# Linear Function

The equation of a **linear function** is:

**y = mx + b**

Its **graph** is an **oblique straight line**, which is defined by two points of the function.

y = x + 4

x | 0 | −4 |
---|---|---|

y = x + 4 | 4 | 0 |

**m** is the slope of the straight line.

The slope is the inclination of the line with respect to the x-axis.

If **m > 0**, the **function** is **increasing** and the **angle** of the line with the positive x-axis is **acute**.

If **m < 0**, the **function** is **decreasing** and the **angle** between the line with the positive x-axis is **obtuse**.

Two parallel lines have the same slope.

**n** is the **y-intercept** and indicates the intersecting point of the line with the vertical axis.

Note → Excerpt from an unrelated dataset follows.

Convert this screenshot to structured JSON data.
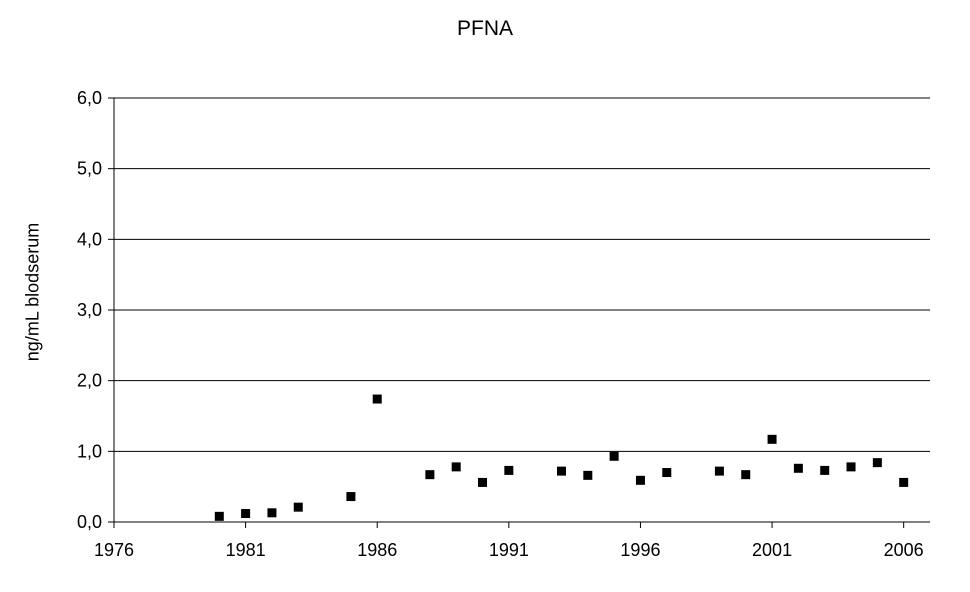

If **b = 0**, the equation of a **linear function** is:

**y = mx**

Its graph is a straight line passing through the origin.

y = 2x

x | 0 | 1 | 2 | 3 | 4 |
---|---|---|---|---|---|

y = 2x | 0 | 2 | 4 | 6 | 8 |

### Identity Function

**y = x**

Its graph is the bisector of the first and third quadrant.

#### Examples

1 y = 2x - 1

x | y = 2x-1 |
---|---|

0 | -1 |

1 | 1 |

2y = -¾x - 1

x | y = -¾x-1 |
---|---|

0 | -1 |

4 | -4 |